BYD, which has invested heavily in hybrid and electric vehicles, forecast full-year net profit would fall by between 15.1 percent to 20 percent to a range of 4.04 billion yuan ($607.54 million) to 4.29 billion yuan, it said in filings on the Hong Kong and Shenzhen stock exchanges.

Net profit in 2016 rose 80 percent to 5 billion yuan.

China has signalled a long-term aim to shift towards new-energy vehicles, but has also been phasing out subsidies for the market, raising concerns from some automakers that consumer demand alone will not be enough to drive sales.

China’s overall car market has also slowed this year after a tax break for smaller cars was cut back.

BYD said January-September net profit fell 23.8 percent to 2.79 billion yuan.
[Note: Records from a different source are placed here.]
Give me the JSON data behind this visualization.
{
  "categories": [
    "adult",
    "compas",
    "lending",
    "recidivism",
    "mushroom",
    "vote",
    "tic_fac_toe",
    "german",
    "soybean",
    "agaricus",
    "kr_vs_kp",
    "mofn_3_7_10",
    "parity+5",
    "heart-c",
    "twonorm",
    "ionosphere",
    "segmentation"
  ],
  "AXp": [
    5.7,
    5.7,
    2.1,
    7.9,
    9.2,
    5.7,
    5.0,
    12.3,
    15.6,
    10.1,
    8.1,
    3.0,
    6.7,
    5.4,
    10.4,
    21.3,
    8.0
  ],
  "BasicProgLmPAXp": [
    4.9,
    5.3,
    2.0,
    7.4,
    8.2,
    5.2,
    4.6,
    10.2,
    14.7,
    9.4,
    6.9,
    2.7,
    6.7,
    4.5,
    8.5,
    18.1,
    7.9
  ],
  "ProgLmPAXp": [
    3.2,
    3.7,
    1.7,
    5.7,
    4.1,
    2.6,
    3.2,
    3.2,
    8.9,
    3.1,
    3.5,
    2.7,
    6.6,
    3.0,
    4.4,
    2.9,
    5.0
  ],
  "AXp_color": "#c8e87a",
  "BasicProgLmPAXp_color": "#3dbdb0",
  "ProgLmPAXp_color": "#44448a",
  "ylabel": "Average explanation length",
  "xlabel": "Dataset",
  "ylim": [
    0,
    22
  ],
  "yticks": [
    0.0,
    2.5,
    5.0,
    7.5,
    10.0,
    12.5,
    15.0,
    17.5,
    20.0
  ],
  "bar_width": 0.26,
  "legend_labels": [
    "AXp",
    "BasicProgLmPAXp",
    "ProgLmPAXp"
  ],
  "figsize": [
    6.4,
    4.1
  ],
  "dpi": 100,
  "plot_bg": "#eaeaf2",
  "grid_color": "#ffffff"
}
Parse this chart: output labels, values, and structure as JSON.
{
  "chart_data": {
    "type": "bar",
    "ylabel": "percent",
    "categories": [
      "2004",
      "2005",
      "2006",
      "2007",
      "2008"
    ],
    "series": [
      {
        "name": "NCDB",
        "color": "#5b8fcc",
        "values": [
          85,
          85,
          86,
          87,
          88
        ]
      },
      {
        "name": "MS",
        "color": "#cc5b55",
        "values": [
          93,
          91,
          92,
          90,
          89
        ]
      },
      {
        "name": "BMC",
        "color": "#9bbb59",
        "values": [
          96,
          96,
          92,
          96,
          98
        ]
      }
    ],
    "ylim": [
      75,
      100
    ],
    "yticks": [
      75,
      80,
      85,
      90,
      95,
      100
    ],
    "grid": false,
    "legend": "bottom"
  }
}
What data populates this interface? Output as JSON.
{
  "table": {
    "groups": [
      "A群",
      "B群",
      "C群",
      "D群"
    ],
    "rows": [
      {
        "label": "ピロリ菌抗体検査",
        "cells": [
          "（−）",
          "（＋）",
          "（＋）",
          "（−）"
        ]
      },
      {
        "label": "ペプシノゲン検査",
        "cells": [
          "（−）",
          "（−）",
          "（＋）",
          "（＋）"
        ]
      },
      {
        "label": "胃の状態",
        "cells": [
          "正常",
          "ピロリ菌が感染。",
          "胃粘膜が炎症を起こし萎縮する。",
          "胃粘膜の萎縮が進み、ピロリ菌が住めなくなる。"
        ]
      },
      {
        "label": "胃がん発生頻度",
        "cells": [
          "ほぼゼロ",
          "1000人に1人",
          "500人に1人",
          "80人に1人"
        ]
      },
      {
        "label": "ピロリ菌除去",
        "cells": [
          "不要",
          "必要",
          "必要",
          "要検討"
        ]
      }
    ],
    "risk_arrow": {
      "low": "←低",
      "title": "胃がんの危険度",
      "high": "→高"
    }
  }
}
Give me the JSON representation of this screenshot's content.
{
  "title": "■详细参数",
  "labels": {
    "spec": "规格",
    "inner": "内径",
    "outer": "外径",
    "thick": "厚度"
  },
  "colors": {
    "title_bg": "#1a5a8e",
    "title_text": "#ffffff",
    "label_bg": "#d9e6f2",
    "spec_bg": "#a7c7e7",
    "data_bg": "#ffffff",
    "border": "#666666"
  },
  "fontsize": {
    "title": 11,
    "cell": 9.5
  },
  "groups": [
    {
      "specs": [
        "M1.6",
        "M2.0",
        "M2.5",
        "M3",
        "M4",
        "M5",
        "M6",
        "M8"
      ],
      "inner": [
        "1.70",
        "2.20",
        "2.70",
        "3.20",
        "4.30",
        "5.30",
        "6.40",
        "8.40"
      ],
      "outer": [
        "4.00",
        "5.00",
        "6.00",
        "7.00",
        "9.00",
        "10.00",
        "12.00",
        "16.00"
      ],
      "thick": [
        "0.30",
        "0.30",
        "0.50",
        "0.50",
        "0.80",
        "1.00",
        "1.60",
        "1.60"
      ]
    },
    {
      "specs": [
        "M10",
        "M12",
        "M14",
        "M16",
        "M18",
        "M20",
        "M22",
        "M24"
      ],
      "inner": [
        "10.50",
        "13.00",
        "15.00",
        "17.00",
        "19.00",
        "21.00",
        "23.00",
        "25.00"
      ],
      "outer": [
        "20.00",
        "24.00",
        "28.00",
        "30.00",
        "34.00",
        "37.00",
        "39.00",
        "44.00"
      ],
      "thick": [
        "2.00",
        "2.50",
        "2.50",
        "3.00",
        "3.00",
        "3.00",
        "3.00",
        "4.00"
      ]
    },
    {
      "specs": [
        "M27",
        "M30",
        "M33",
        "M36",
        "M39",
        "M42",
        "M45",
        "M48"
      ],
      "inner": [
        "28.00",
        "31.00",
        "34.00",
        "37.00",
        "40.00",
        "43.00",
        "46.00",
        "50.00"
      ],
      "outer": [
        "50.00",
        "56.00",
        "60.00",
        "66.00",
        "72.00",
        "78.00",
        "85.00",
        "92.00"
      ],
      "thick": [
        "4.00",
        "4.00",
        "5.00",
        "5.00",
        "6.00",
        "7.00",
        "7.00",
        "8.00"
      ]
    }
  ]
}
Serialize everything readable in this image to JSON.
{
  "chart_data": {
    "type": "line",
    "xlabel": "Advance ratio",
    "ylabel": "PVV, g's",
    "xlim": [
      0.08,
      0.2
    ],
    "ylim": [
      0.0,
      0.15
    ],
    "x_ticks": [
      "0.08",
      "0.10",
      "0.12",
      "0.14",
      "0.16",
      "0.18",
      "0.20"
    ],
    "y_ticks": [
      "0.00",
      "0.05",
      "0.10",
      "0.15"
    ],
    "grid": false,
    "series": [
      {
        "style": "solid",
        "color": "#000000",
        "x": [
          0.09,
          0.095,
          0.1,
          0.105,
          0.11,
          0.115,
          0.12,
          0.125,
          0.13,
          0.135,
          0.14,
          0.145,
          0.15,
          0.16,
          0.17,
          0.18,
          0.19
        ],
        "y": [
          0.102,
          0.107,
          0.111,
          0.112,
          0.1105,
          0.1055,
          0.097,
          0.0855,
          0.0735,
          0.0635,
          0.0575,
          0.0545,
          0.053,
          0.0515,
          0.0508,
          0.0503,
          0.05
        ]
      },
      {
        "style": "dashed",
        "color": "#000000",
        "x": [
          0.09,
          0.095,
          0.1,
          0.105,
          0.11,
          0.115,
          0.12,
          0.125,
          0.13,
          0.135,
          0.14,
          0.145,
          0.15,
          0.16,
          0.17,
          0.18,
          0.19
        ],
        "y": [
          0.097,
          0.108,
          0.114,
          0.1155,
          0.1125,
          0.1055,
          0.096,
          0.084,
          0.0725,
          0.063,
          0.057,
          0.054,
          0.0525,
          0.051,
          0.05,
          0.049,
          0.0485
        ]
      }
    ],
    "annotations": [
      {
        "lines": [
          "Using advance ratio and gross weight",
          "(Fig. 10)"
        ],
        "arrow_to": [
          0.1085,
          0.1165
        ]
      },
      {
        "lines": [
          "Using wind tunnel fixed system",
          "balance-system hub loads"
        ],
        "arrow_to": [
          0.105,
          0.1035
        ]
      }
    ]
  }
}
In August it had forecast a drop of roughly 20 percent to 25 percent. Third-quarter net profit fell 23.9 percent from a year earlier to 1.07 billion yuan.

Sales of new-energy vehicles in the wider China market in January-September totalled 398,000, up 37.7 percent from 2016, industry data showed. The country is on track to meet a sales target of 700,000 NEVs this year.